R supports rpubs – see http://rpubs.com/jawitmer
RStudio screen shot
R is object-oriented
e.g., MyModel <- lm(wt ~ ht, data = mydata)
then hist(MyModel$residuals)
Note: lm(wt ~ ht*age + log(bp), data = mydata) regresses wt on ht, age, the ht-by-age interaction, and log(bp).
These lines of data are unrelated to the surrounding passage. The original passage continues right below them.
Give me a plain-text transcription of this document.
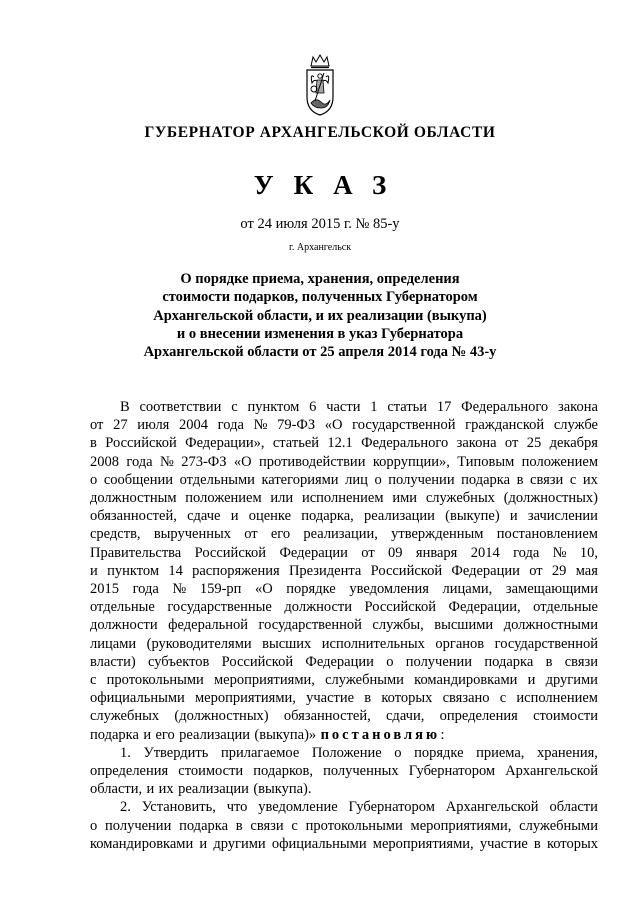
ГУБЕРНАТОР АРХАНГЕЛЬСКОЙ ОБЛАСТИ
УКАЗ
от 24 июля 2015 г. № 85-у
г. Архангельск
О порядке приема, хранения, определения
стоимости подарков, полученных Губернатором
Архангельской области, и их реализации (выкупа)
и о внесении изменения в указ Губернатора
Архангельской области от 25 апреля 2014 года № 43-у
В соответствии с пунктом 6 части 1 статьи 17 Федерального закона
от 27 июля 2004 года № 79-ФЗ «О государственной гражданской службе
в Российской Федерации», статьей 12.1 Федерального закона от 25 декабря
2008 года № 273-ФЗ «О противодействии коррупции», Типовым положением
о сообщении отдельными категориями лиц о получении подарка в связи с их
должностным положением или исполнением ими служебных (должностных)
обязанностей, сдаче и оценке подарка, реализации (выкупе) и зачислении
средств, вырученных от его реализации, утвержденным постановлением
Правительства Российской Федерации от 09 января 2014 года № 10,
и пунктом 14 распоряжения Президента Российской Федерации от 29 мая
2015 года № 159-рп «О порядке уведомления лицами, замещающими
отдельные государственные должности Российской Федерации, отдельные
должности федеральной государственной службы, высшими должностными
лицами (руководителями высших исполнительных органов государственной
власти) субъектов Российской Федерации о получении подарка в связи
с протокольными мероприятиями, служебными командировками и другими
официальными мероприятиями, участие в которых связано с исполнением
служебных (должностных) обязанностей, сдачи, определения стоимости
подарка и его реализации (выкупа)» постановляю :
1. Утвердить прилагаемое Положение о порядке приема, хранения,
определения стоимости подарков, полученных Губернатором Архангельской
области, и их реализации (выкупа).
2. Установить, что уведомление Губернатором Архангельской области
о получении подарка в связи с протокольными мероприятиями, служебными
командировками и другими официальными мероприятиями, участие в которых
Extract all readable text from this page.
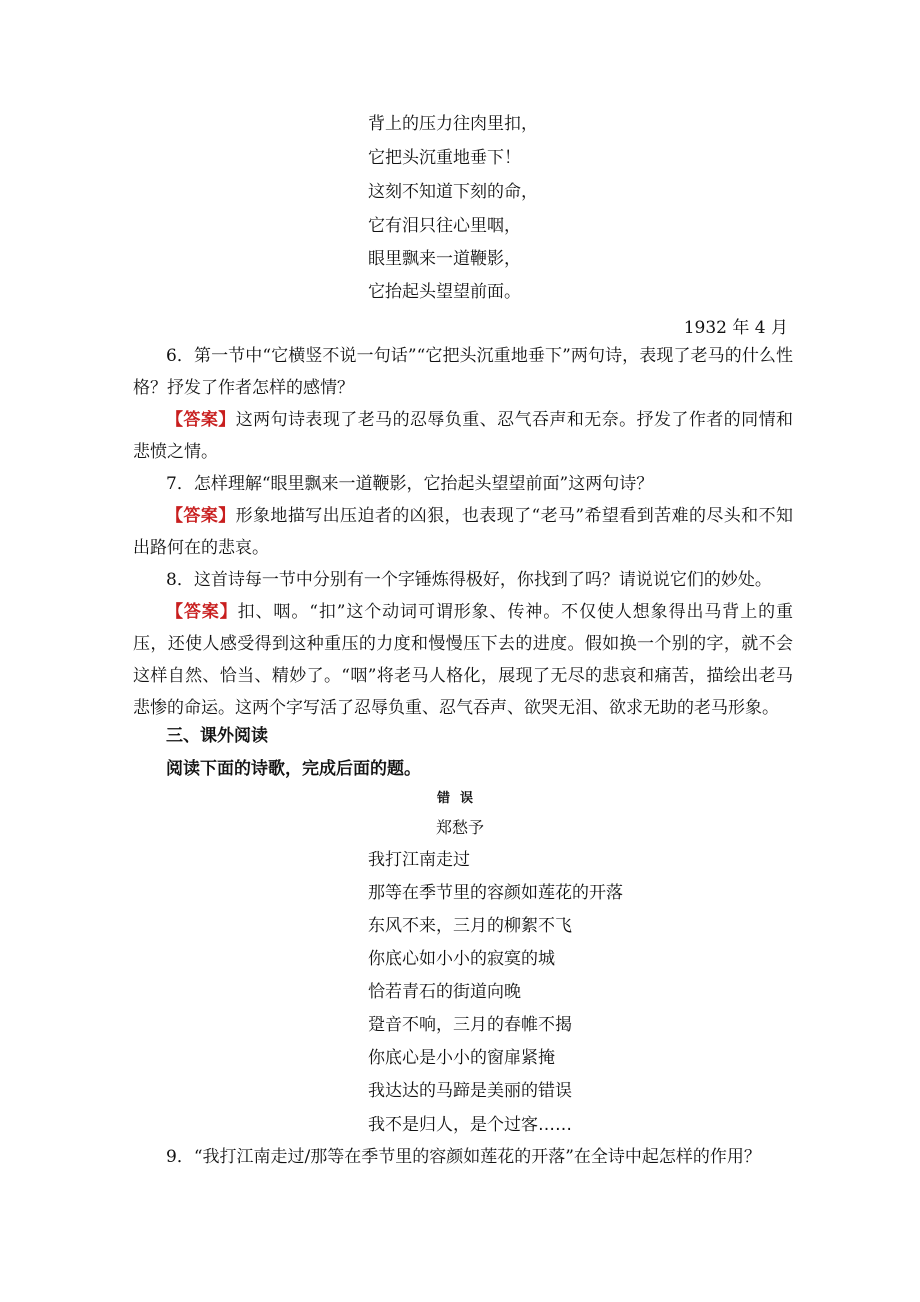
背上的压力往肉里扣，
它把头沉重地垂下！
这刻不知道下刻的命，
它有泪只往心里咽，
眼里飘来一道鞭影，
它抬起头望望前面。
1932 年 4 月
6．第一节中“它横竖不说一句话”“它把头沉重地垂下”两句诗，表现了老马的什么性格？抒发了作者怎样的感情？
【答案】这两句诗表现了老马的忍辱负重、忍气吞声和无奈。抒发了作者的同情和悲愤之情。
7．怎样理解“眼里飘来一道鞭影，它抬起头望望前面”这两句诗？
【答案】形象地描写出压迫者的凶狠，也表现了“老马”希望看到苦难的尽头和不知出路何在的悲哀。
8．这首诗每一节中分别有一个字锤炼得极好，你找到了吗？请说说它们的妙处。
【答案】扣、咽。“扣”这个动词可谓形象、传神。不仅使人想象得出马背上的重压，还使人感受得到这种重压的力度和慢慢压下去的进度。假如换一个别的字，就不会这样自然、恰当、精妙了。“咽”将老马人格化，展现了无尽的悲哀和痛苦，描绘出老马悲惨的命运。这两个字写活了忍辱负重、忍气吞声、欲哭无泪、欲求无助的老马形象。
三、课外阅读
阅读下面的诗歌，完成后面的题。
错误
郑愁予
我打江南走过
那等在季节里的容颜如莲花的开落
东风不来，三月的柳絮不飞
你底心如小小的寂寞的城
恰若青石的街道向晚
跫音不响，三月的春帷不揭
你底心是小小的窗扉紧掩
我达达的马蹄是美丽的错误
我不是归人，是个过客……
9．“我打江南走过/那等在季节里的容颜如莲花的开落”在全诗中起怎样的作用？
There is no need to create the interaction or the lob(bp) variable outside of the lm() command.
Comparing nested models:
mod1 <- lm(wt ~ ht*age + log(bp), data = mydata)
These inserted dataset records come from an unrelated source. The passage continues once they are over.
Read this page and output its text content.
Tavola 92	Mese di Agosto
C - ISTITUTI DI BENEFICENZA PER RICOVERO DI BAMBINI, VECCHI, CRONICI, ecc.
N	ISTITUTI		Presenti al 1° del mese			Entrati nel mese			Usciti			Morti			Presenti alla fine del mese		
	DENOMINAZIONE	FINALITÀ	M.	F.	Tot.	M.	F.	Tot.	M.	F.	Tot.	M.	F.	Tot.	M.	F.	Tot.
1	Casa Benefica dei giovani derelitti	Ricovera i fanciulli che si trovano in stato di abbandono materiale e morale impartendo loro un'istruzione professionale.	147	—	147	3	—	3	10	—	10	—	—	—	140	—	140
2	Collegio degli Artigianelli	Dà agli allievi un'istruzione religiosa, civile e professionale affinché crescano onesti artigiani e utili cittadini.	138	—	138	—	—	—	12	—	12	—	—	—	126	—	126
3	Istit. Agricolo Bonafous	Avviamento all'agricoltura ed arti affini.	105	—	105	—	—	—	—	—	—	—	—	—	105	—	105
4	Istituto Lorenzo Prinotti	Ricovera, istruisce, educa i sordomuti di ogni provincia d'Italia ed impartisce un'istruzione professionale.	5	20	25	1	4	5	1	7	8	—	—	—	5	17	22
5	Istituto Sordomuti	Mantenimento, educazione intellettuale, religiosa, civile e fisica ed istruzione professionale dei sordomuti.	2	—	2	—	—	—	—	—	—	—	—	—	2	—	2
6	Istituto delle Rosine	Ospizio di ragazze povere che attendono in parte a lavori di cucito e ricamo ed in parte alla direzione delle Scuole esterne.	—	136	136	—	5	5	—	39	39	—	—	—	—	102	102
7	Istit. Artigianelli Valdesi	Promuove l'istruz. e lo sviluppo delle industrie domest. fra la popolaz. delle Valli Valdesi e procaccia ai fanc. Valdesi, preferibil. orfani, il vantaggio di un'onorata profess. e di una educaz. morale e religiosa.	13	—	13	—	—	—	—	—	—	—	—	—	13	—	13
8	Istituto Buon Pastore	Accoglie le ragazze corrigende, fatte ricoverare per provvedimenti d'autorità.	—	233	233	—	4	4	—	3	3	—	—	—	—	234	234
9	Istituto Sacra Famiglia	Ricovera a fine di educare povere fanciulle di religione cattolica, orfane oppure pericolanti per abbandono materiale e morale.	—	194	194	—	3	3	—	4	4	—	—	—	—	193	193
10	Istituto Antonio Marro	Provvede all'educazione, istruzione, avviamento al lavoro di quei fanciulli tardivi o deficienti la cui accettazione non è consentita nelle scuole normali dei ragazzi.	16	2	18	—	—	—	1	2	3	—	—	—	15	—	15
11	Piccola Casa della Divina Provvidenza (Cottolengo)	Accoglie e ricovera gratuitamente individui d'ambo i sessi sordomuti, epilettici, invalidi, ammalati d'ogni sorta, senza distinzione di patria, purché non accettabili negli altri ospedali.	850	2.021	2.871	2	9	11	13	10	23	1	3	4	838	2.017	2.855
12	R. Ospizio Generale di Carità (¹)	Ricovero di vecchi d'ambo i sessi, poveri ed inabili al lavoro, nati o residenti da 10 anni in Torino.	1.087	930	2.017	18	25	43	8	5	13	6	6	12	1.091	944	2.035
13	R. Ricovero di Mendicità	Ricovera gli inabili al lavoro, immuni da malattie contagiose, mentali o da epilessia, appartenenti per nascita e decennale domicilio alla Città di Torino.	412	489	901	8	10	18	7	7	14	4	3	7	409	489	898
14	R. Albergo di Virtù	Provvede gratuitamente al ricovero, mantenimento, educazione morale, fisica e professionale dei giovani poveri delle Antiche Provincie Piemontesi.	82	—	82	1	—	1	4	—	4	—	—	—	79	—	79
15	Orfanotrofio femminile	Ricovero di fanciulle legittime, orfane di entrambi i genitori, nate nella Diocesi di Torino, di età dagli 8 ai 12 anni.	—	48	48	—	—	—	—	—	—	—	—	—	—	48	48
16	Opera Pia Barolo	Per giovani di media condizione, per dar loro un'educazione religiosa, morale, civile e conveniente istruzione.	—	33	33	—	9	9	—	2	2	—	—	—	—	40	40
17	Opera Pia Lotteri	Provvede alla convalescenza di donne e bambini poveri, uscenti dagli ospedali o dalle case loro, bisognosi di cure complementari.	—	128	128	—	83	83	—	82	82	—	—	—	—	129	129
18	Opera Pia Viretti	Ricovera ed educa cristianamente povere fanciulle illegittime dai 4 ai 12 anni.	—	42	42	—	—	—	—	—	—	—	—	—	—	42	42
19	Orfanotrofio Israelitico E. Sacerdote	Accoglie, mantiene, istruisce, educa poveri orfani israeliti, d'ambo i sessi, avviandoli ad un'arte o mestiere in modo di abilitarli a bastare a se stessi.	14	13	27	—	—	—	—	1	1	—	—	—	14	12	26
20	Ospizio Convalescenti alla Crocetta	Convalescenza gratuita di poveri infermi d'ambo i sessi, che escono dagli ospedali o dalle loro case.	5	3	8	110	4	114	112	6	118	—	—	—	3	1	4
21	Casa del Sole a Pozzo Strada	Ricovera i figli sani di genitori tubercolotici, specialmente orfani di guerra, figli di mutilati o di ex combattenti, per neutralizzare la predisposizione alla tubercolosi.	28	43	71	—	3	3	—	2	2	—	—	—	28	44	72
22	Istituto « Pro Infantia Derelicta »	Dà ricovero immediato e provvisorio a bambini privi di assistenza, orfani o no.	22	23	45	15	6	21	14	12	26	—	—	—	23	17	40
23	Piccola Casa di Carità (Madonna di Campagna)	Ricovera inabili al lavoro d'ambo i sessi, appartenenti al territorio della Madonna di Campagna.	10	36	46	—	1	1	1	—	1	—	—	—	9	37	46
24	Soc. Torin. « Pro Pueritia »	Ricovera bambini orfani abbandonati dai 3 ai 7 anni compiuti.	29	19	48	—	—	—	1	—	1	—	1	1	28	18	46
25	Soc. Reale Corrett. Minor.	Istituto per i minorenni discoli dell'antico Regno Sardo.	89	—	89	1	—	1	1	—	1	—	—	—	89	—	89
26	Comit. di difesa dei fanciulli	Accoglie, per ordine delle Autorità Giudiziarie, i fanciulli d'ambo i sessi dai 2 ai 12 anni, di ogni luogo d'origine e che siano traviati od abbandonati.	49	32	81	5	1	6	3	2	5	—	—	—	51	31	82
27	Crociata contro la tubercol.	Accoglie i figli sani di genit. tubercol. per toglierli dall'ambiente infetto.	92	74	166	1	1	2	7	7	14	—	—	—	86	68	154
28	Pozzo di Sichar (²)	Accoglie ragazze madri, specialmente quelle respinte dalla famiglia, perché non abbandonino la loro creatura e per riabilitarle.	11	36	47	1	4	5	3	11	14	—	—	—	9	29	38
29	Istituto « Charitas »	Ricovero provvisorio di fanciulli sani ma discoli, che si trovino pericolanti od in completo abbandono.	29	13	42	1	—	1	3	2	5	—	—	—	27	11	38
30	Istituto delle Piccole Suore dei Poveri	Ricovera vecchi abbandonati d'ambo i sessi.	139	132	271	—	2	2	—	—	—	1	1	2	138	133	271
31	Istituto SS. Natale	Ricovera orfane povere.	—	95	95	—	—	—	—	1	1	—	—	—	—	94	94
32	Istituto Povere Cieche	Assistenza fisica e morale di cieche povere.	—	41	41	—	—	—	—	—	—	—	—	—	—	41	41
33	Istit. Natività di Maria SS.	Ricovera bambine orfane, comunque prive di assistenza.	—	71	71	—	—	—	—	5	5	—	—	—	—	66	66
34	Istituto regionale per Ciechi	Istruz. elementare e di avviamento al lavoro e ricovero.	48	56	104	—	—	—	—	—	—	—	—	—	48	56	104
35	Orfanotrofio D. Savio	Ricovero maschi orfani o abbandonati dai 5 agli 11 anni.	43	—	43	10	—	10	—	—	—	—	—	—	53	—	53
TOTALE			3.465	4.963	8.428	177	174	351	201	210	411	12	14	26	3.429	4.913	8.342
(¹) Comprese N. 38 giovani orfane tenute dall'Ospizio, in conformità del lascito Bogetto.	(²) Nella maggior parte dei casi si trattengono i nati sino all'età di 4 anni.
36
mod2 <- lm(wt ~ ht + log(bp), data = mydata)
anova(mod2, mod1) gives a nested F-test
R as a programming language
If you want R to be (relatively) fast, take advantage of vector operations; e.g., use the replicate command (rather than a loop) or the tapply function.
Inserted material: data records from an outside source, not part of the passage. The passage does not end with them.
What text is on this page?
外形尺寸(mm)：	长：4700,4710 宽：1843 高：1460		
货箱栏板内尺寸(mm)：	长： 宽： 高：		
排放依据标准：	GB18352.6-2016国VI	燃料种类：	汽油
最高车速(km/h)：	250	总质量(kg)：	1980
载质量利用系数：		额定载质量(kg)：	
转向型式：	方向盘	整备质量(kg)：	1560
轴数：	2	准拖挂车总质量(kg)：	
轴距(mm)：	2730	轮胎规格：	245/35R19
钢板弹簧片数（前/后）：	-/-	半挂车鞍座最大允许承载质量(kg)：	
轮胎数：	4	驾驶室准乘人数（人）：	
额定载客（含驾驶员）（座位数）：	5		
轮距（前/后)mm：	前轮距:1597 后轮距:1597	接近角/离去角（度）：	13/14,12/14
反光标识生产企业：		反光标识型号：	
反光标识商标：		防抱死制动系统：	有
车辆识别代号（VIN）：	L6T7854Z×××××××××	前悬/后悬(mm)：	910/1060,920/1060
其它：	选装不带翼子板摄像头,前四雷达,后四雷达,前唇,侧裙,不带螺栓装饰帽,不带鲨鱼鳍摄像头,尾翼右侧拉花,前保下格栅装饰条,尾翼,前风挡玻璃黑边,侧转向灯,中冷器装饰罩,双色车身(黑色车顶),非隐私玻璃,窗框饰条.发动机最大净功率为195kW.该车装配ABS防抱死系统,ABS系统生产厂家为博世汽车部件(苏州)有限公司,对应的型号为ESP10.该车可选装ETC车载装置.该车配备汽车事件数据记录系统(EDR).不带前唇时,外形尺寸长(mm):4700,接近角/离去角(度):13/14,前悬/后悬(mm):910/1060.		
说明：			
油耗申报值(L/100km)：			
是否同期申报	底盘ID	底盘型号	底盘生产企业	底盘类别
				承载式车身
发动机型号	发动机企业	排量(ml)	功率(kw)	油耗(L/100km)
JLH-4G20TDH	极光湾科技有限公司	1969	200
E.g., replicate(k=25,addingLines(n=10)) calls the addingLines function (something I wrote) 25 times.
> with(Dabbs, tapply(testosterone, occupation, mean))
Actor MD Minister Prof
12.7 11.6 8.4 10.6
If you want to know how to do something in R
See the “Minimal R.pdf” handout
Go to the Quick-R.com page (http://www.statmethods.net/)
Google “How do I do xxx in R?”
A standing joke among R users is that the answer is always “There are many ways to do that in R.”
See http://swirlstats.com/
See https://www.datacamp.com/home
Speaking of many ways to do something in R…
(1) mean(mydata$ht)
(2) with(mydata, mean(ht))
(3) mean(ht, data=mydata)
However
(1) plot(mydata$ht,mydata$wt) works
(2) with(mydata, plot(ht,wt)) works
(3) plot(ht, wt, data=mydata) does not work
(3a) plot(wt~ht, data=mydata) works
The mosaic package (Kaplan, Pruim, Horton) was created to make R easy to use for intro stats.
mosaic package syntax:
goal(y ~ x|z, data=mydata)
E.g.: tally(~sex, data=HELPrct)
E.g.: test(age ~ sex, data=HELPrct)
E.g.: favstats(age ~ substance|sex, data=HELPrct)
E.g.: t.test(age ~ sex, data=HELPrct)$p.value
See MinimalR-2pages.pdf
The mosaic package mPlot() command makes graphing easy.
mPlot(SaratogaHouses)
The openintro package edaPlot() command makes exploring data graphically easy to do.
edaPlot(SaratogaHouses)
The mosaic tidyr and dplyr packages handle SQL-ytpe work: merging files, extracting subsets, etc.
data(NCHS) #loads in the NCHS data frame
newNCHS <- NCHS %>% sample_n(size=5000)
%>% filter(age > 18) #takes a sample of size 5000, extracts only the rows for which age > 18, and saves the result in newNCHS
See data-wrangling-cheatsheet.pdf
I use R, and the do() command in the mosaic package, for simulations.
data(FirstYearGPA) #loads in the data frame
FY <- FirstYearGPA) #rename the data frame
lm(GPA ~ SATM, data=FY) #gives 0.0012 as slope
lm(GPA ~ SATM, data=FY)$coeff[2] #just look at the slope
do(3)*lm(GPA ~ shuffle(SATM), data=FY)$coeff[2] #break link b/w GPA and SATM
null.dist <- do(1000)*lm(GPA ~ shuffle(SATM), data=FY)$coeff[2] #1000 random slopes
histogram(null.dist$SATM, v=0.0012) #look at the 1000 slopes
with(null.dist, tally(abs(SATM.)>=0.0012)) #How many are far from zero?
with(null.dist, tally(abs(SATM.)>=0.0012, format='prop')) #What proportion are far from zero?
plot(jitter(Win,amount=.05)~SaveDiff,data=LaXdata)
Predict.Plot(modelDiff,pred.var="SaveDiff",DrawDiff=-11, ShotDiff=6, TODiff=-3, ClearPctDiff=0.0952, ShotGoalDiff=1, GroundDiff=5,
add=TRUE,plot.args=list(col='blue')) #OCWLaX game vs BW
Using Predict.Plot to show Pr(win) as SaveDiff varies, for a fixed set of values for sixother predictors.